Some of the really young Tennessee fans frowned at the mere mention of Kiffin’s name.
“He’s a traitor,” said 11-year-old Parker Cates, who was at the game with his dad, Tripp, and younger sister, Addie.
But in many ways, echoing the sentiments of some Tennessee fans to this day, Parker eloquently explained why there’s such a love-hate relationship between Tennessee fans and Kiffin.
“My dad told me if he wouldn’t have left that we would have gone to the SEC championship game at least a couple of times, so that’s why I want to beat his butt,” said Parker, adding that he would be OK with Kiffin coming back.
“But I like Josh Heupel better.”
AJ Crigger, who at 10 years old wasn’t even born when Kiffin was the head coach at Tennessee, has also heard all the stories from his dad, Blake, who played baseball at Tennessee.
“I hope he breaks four headsets, and we’re not going to let him throw his play sheet in this game,” AJ said while tailgating with his dad before the game.
The first time Kiffin returned to Tennessee as offensive coordinator at Alabama in 2014, he said Alabama security officials tried to convince him to wear a bulletproof vest under his coaching gear.
“They kept talking to me about it, but I wasn’t going to do that,” he said.
And, no, he didn’t think about wearing one this time, even though he could have used some protection those last 54 seconds when the Ole Miss sideline became a “driving range target” for golf balls and everything else.
“I think it was mostly students, and then you get 100,000 people together and things don’t go their way with all that energy, they get upset,” said Kiffin, adding that the fans’ outrage at the end of the game was probably directed at the officials as much it was at him.
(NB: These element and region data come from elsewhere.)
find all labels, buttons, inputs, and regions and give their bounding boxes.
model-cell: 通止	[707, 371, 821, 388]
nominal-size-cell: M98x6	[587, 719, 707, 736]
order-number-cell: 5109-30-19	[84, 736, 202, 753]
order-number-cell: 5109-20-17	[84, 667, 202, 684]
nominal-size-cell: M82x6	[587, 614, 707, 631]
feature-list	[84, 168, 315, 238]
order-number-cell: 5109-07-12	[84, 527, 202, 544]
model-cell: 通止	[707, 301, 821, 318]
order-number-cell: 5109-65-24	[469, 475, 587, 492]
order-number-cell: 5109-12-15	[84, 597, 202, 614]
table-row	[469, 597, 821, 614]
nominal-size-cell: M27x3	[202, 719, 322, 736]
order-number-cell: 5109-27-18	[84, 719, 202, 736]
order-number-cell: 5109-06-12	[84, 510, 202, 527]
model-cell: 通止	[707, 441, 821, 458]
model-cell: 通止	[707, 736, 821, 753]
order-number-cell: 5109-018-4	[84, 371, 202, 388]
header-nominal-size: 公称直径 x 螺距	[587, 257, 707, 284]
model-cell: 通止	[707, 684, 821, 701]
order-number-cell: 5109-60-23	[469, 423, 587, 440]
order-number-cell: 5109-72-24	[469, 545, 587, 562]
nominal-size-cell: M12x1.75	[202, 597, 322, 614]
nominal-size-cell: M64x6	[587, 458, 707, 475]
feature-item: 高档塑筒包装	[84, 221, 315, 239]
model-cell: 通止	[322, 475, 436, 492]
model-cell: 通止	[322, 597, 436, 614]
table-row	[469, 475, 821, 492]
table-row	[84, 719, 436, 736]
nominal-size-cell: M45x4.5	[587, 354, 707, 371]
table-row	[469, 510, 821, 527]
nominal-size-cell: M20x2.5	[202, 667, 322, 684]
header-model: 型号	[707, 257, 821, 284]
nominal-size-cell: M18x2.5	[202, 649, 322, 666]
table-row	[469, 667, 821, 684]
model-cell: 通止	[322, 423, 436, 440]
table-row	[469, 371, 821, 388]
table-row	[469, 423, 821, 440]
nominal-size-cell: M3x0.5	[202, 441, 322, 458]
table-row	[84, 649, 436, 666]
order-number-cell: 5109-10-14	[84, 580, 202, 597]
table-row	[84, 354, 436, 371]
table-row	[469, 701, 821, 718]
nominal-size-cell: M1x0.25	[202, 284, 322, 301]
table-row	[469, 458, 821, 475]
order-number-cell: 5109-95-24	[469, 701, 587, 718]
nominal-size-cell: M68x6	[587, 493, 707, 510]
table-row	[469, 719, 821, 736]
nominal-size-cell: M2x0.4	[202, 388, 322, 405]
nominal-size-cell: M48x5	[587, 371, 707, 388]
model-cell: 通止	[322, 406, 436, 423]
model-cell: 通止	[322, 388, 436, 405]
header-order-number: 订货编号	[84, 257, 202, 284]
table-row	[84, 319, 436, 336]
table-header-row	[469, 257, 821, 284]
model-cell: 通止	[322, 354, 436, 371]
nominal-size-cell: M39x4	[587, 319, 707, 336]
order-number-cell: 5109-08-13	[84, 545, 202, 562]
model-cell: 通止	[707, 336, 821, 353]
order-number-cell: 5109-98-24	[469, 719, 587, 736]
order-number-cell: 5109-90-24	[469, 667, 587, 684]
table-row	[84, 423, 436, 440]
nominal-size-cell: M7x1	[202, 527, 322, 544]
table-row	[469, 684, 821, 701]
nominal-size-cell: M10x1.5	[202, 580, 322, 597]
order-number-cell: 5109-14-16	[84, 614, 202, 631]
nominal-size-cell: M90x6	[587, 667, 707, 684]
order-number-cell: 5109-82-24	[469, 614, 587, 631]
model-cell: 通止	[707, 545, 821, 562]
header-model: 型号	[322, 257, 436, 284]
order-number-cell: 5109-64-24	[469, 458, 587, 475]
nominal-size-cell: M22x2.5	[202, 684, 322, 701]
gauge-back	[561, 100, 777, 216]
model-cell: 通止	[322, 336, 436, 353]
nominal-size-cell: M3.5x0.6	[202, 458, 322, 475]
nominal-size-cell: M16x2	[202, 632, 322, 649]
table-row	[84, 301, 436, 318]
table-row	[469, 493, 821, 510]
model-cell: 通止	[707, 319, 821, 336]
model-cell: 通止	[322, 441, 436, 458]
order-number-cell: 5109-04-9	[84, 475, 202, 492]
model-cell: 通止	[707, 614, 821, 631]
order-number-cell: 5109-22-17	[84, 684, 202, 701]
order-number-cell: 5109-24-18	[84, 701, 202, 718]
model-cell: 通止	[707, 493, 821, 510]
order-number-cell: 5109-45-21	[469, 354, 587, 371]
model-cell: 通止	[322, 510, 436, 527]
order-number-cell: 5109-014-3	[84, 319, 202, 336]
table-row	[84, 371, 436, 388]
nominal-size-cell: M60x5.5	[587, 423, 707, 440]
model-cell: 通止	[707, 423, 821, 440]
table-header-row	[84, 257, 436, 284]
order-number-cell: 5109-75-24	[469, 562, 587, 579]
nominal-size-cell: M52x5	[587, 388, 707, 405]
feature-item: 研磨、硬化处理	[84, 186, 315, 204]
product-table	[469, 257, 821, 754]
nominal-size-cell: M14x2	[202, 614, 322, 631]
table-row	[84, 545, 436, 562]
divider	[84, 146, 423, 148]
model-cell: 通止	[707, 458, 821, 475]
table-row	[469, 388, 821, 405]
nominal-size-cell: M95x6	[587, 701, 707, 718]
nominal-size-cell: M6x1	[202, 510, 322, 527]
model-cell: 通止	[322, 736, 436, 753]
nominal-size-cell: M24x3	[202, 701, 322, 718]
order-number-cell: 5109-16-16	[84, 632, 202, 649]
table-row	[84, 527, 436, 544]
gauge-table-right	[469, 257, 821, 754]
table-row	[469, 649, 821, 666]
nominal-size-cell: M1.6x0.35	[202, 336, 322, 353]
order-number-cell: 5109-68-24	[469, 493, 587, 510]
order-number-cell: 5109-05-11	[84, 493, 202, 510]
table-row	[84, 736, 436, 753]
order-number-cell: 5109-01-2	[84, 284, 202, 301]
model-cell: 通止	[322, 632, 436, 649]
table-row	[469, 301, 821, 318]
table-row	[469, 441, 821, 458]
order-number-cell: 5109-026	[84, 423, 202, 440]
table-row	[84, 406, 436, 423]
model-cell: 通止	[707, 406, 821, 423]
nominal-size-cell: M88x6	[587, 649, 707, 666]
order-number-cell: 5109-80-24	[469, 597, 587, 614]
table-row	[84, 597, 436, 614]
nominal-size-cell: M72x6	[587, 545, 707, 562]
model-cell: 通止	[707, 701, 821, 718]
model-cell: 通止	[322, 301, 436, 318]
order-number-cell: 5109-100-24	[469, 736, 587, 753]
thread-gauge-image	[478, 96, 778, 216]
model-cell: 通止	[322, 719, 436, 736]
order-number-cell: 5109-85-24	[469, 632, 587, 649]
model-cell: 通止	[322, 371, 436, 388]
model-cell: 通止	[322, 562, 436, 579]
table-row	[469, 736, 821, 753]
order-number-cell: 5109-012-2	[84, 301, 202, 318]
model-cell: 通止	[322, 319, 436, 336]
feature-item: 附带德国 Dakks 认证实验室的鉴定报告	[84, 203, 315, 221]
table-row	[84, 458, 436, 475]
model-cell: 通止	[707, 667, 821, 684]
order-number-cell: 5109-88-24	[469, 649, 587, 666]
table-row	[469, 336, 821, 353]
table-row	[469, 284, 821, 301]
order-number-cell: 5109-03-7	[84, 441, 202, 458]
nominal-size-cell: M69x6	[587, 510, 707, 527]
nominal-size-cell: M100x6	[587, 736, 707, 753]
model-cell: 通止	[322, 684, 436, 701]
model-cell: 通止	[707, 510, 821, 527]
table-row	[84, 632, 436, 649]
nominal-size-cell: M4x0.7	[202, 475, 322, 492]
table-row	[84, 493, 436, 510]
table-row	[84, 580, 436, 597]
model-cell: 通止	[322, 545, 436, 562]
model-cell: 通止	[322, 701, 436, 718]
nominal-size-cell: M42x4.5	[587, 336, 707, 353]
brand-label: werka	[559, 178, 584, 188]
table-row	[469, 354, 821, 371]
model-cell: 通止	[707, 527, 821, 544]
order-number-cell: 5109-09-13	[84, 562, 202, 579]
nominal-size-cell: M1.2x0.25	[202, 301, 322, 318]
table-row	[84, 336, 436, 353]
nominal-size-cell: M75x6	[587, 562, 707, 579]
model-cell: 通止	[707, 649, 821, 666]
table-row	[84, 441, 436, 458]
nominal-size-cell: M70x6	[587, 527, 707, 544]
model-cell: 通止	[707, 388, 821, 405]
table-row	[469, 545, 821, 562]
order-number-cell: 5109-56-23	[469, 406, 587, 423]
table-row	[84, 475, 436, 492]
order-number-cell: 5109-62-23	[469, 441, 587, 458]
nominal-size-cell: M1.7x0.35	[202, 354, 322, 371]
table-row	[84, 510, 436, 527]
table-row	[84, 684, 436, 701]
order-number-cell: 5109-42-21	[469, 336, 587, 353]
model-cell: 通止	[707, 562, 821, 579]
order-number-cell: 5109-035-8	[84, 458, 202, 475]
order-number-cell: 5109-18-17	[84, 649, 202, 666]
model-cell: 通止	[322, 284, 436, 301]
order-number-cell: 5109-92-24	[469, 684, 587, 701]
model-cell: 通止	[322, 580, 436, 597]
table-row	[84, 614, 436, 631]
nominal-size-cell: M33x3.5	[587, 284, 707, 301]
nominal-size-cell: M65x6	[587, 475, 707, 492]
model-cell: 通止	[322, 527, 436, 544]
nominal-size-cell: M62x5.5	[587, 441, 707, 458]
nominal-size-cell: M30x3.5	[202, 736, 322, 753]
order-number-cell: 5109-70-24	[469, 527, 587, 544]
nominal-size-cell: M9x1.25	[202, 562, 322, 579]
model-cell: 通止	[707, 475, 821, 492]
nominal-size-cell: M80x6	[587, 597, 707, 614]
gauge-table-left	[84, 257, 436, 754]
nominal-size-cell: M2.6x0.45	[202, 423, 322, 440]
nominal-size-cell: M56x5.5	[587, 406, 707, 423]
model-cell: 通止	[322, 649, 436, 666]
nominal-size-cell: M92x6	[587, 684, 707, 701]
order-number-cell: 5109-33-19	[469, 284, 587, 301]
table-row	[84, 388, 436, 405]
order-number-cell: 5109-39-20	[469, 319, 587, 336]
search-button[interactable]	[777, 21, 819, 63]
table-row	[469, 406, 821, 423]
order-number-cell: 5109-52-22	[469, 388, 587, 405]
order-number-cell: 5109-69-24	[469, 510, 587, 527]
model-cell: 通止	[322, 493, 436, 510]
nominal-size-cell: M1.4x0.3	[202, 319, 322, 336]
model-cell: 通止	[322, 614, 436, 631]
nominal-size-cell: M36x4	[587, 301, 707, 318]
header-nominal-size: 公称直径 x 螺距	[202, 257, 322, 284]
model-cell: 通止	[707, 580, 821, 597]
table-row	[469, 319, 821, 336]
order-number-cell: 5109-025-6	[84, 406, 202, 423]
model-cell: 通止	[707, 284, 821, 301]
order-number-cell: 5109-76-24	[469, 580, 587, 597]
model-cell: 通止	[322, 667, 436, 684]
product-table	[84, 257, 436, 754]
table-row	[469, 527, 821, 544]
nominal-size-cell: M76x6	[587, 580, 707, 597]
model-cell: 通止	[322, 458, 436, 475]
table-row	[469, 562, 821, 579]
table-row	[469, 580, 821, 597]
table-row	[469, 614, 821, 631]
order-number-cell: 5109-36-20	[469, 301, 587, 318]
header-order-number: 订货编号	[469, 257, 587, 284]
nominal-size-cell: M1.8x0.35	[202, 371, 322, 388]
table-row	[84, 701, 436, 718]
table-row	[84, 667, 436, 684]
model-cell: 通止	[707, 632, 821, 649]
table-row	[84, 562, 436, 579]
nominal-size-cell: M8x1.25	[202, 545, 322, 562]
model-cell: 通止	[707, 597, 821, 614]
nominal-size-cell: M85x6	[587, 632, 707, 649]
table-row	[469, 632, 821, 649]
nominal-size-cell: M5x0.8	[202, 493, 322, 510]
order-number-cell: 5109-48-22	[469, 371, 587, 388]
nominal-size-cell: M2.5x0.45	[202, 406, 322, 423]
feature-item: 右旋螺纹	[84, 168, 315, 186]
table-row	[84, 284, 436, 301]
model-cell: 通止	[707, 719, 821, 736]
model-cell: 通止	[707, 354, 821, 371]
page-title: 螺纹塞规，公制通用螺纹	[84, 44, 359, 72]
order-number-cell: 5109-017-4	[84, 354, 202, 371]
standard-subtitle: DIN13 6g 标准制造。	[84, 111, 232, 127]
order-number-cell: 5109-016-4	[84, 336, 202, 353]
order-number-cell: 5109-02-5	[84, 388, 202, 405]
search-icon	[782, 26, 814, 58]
Either way, as the stands began to fill and the energy built before the game, Kiffin admits he thought back to the South Carolina game in 2009 when the Vols wore black jerseys and upset No. 22 South Carolina and Steve Spurrier 31-13.
“I had that blackout feeling similar to the South Carolina game when we beat them here,” Kiffin said. “I just remember running out of the ‘T’ and was like, ‘Whoa!’ But this time, I was on the other end.”
Even though he had been back to Neyland Stadium twice as an offensive coordinator at Alabama, Kiffin acknowledged it was different coming back as a head coach.
“It really didn’t hit until the game got going, and then the fans got a little crazy,” he said. “There were a lot of people saying, ‘You’re No. 1’ [holding up middle finger]. I would said, ‘Hey, thank you.'”
Kiffin made an impressive one-handed snag of a bottle thrown at him as he was leaving the field. He was showered with a bucket full of popcorn, too.
The popcorn signs were everywhere before the game.
“Getting my popcorn ready to watch the Lane Train jump the track,” longtime Tennessee fan Scott Gilmore said.
In this case, the Lane Train kept on rolling to Ole Miss’ best start (5-1) since its 2015 Sugar Bowl season.
And despite the rude goodbye by some Tennessee fans, Kiffin said there are no hard feelings. At least not on his end.
“It’s kinda like an ex when they say, ‘Oh, I’m really over him or over her,’ and then when they see a person with their new wife or husband, meaning football team in this case, they lose their mind and go crazy,” Kiffin said. “Maybe that has something to do with it.
“But I’ve always admired the passion of these fans.”